6. The method of claim 5, wherein the instance splitting process comprises the steps of:

carrying out feature extraction on an image to be detected in multiple scales to obtain multiple feature maps corresponding to the multiple scales;

respectively carrying out classification prediction on the plurality of feature maps to determine a first class confidence coefficient and a second class confidence coefficient corresponding to each feature point in the plurality of feature maps, wherein the first class is used for indicating whether the feature point corresponds to the target object example, and the second class is used for indicating whether the feature point is important in the plurality of feature points corresponding to the target object example;

respectively determining the total confidence corresponding to each feature point according to the first category confidence and the second category confidence corresponding to each feature point;

determining the characteristic points with the total confidence degrees larger than a set threshold value in all the characteristic points as target characteristic points;

determining model parameters corresponding to the target feature points;

and generating a mask image corresponding to the target object instance according to the feature maps with the scales meeting the set requirements in the feature maps and the model parameters.

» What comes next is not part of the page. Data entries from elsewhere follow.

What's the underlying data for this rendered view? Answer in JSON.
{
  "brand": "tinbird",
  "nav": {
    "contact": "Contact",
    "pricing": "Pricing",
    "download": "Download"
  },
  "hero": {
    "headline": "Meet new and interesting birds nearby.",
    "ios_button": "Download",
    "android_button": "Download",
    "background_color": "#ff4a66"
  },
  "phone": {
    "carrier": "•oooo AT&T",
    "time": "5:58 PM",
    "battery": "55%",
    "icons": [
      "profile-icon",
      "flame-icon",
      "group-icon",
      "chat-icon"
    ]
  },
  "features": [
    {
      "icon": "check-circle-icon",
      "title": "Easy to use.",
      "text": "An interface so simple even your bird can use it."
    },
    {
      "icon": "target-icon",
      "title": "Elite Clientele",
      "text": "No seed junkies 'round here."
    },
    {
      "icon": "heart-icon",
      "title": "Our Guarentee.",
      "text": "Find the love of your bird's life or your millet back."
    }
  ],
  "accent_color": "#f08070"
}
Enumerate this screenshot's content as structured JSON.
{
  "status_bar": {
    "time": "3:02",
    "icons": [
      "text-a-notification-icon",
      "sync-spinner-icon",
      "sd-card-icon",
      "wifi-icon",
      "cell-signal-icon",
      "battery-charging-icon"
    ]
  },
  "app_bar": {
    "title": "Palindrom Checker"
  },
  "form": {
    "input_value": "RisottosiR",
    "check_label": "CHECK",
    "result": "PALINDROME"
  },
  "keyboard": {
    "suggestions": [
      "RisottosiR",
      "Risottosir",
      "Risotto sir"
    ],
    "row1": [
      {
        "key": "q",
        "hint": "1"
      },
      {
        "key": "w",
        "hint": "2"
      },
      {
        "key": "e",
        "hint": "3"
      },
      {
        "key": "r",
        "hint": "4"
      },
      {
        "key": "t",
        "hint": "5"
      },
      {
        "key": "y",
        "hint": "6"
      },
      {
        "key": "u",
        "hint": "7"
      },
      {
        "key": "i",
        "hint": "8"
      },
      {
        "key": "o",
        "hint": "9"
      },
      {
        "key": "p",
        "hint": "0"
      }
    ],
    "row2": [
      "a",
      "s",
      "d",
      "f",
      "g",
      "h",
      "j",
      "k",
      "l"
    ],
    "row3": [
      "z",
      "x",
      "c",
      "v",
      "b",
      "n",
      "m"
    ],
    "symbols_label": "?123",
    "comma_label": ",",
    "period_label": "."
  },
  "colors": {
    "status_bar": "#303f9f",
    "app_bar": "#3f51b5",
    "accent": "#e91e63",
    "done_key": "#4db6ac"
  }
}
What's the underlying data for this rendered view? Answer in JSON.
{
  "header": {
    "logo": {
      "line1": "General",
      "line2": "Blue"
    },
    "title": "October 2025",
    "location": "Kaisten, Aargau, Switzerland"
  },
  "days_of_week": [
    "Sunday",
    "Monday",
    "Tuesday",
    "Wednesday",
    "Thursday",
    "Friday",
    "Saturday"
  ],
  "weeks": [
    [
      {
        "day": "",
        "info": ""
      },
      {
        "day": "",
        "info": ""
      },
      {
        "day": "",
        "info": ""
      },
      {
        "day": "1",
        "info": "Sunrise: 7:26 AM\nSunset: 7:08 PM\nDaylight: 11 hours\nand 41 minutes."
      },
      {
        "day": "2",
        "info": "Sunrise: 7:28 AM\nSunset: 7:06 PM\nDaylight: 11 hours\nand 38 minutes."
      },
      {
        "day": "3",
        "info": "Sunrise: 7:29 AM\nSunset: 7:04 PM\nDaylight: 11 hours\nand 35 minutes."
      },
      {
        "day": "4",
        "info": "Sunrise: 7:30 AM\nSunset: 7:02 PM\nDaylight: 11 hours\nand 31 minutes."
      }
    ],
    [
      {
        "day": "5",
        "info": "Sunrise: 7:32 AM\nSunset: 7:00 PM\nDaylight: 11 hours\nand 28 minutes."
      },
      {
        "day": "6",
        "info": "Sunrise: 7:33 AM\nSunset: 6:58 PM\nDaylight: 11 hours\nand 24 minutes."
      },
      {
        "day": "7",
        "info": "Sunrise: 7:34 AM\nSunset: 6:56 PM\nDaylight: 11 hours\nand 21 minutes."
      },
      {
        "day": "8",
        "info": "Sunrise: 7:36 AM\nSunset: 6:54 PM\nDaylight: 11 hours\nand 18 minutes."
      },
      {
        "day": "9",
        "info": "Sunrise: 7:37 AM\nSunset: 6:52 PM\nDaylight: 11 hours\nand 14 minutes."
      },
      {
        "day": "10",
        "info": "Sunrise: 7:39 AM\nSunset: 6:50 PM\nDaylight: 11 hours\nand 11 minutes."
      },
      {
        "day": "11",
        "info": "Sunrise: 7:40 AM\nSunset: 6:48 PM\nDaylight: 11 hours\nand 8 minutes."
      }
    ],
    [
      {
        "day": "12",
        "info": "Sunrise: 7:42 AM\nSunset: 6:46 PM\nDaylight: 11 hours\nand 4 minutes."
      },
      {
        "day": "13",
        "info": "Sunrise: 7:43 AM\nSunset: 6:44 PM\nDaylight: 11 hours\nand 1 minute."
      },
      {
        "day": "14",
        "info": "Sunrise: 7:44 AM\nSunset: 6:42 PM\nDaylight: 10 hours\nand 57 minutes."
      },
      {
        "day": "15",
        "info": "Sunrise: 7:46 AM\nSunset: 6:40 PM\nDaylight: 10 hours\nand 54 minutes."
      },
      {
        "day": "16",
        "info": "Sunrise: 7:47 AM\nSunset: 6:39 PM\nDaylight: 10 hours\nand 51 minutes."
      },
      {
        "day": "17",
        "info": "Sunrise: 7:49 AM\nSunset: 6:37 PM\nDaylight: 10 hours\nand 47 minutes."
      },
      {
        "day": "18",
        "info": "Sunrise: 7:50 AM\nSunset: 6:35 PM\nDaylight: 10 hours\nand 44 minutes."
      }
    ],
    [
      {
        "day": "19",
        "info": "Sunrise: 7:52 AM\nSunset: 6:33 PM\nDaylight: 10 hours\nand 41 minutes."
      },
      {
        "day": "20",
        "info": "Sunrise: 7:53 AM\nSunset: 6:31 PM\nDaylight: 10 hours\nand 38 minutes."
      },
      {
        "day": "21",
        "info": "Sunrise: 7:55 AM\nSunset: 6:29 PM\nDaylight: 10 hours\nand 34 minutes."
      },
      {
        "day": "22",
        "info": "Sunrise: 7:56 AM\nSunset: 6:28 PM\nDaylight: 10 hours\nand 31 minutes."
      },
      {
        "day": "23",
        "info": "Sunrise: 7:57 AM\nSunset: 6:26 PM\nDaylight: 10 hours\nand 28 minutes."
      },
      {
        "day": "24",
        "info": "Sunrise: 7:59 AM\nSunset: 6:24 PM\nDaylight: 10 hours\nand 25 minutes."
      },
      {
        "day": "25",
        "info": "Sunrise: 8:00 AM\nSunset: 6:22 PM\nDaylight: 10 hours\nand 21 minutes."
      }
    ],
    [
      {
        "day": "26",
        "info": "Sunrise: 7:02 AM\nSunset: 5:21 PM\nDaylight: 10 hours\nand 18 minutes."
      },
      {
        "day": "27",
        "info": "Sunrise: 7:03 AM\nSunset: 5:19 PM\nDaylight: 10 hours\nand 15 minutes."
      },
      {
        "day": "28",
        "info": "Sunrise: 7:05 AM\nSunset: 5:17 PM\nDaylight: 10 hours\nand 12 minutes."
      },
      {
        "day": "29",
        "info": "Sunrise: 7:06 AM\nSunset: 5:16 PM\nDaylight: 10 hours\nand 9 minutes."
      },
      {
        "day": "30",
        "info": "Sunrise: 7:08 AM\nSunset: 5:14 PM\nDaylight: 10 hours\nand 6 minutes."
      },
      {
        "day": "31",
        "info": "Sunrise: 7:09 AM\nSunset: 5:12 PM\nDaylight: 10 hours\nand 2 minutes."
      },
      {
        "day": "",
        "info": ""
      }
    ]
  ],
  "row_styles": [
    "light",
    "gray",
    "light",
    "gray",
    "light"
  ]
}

7. An image detection method, comprising:

sending the image to be detected with the marking result to the user equipment;

8. An image detection method, comprising:

acquiring a remote sensing image;

marking the building in the remote sensing image according to the mask image;

9. The method of claim 8, wherein said performing instance segmentation processing on said remotely sensed image via an image segmentation model comprises:

cutting the remote sensing image based on image cutting operation of a user or based on a preset image size to obtain a plurality of images;

and respectively carrying out instance segmentation processing on the plurality of images through the image segmentation model to obtain a mask image corresponding to the target object instance.

10. An image detection apparatus, characterized by comprising:

the acquisition module is used for acquiring an image to be detected;

11. An electronic device, comprising: a memory, a processor; wherein the memory has stored thereon executable code which, when executed by the processor, causes the processor to perform the image detection method of any one of claims 1 to 6.

12. A non-transitory machine-readable storage medium having stored thereon executable code, which when executed by a processor of an electronic device, causes the processor to perform the image detection method of any one of claims 1 to 6.